Electrochemical Procedure for a Practical Preparation of Piperonal from Isosafrole

Sigeru Torii,* Kenji Uneyama, and Kyoji Ueda

Department of Industrial Chemistry, School of Engineering, Okayama University, Okayama 700, Japan

Received October 26, 1983


Piperonal (3,4-(methylenedioxy)benzaldehyde) (1), an important fragrance used as a soap additive and a synthetic precursor of Dopa, has been industrially prepared by ozonolysis1 or chromic acid oxidation2 of isosafrole 2. Because of the environmental pollution associated with chromium species and the requirement of a large quantity of electricity and a carefully controlled reaction temperature (0-5 C) for ozonolysis, these demerits have prompted us to develop a nonpolluting and more economical process. Recently, several attempts employing ruthenium tetroxide oxidation combined with m-periodate3 and air-oxidation under -ray irradiation4 have appeared.
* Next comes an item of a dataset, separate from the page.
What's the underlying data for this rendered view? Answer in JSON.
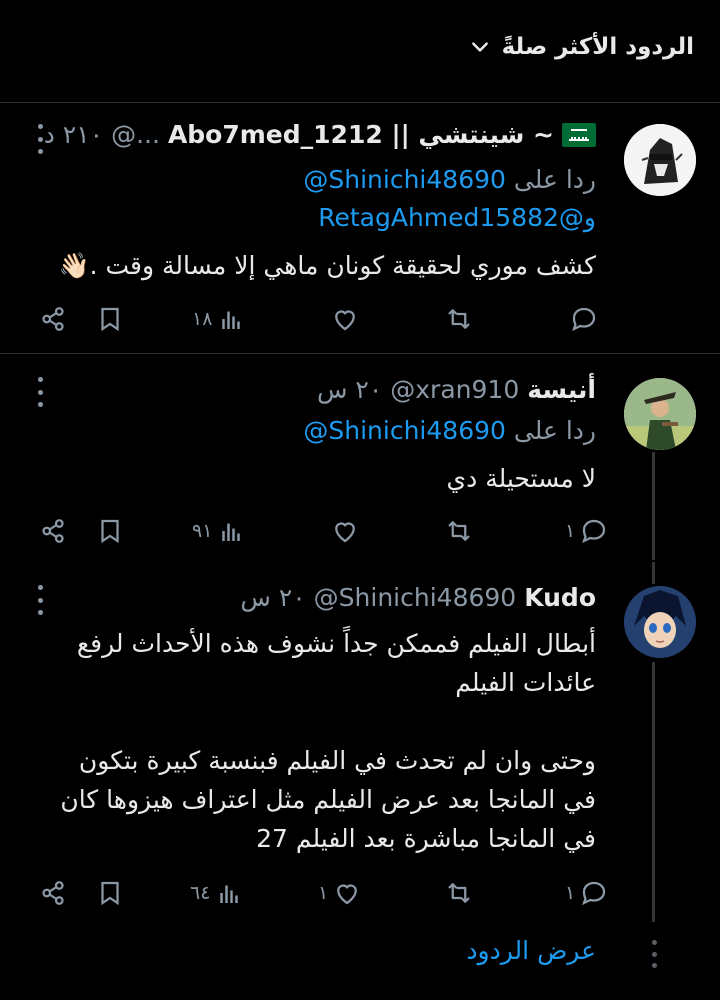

On the other hand, an electrochemical oxidation would be a promising method for a piperonal synthesis from isosafrole because an electrooxidative bond cleavage of carbon-carbon double bonds is possible in principle. For example, an electrochemical conversion of cyclic enol acetates to keto esters in a MeOH-AcOH-LiClO4 system has been achieved in satisfactory yield.5 However, the direct bond cleavage method leads in some cases to overoxidation of the product aldehyde to give the corresponding carboxylic acid, as observed in the conversion of methyl eugenol to 3,4-dimethoxybenzoic acid.6 A plausible reaction pathway for the electrochemical carbon-carbon bond cleavage would be initial oxygenation of the double bond to the corresponding glycol or a derivative followed by C-C bond cleavage. We describe a two-step electrochemical procedure that leads to a highly selective preparation of 1 from 2 via 3a.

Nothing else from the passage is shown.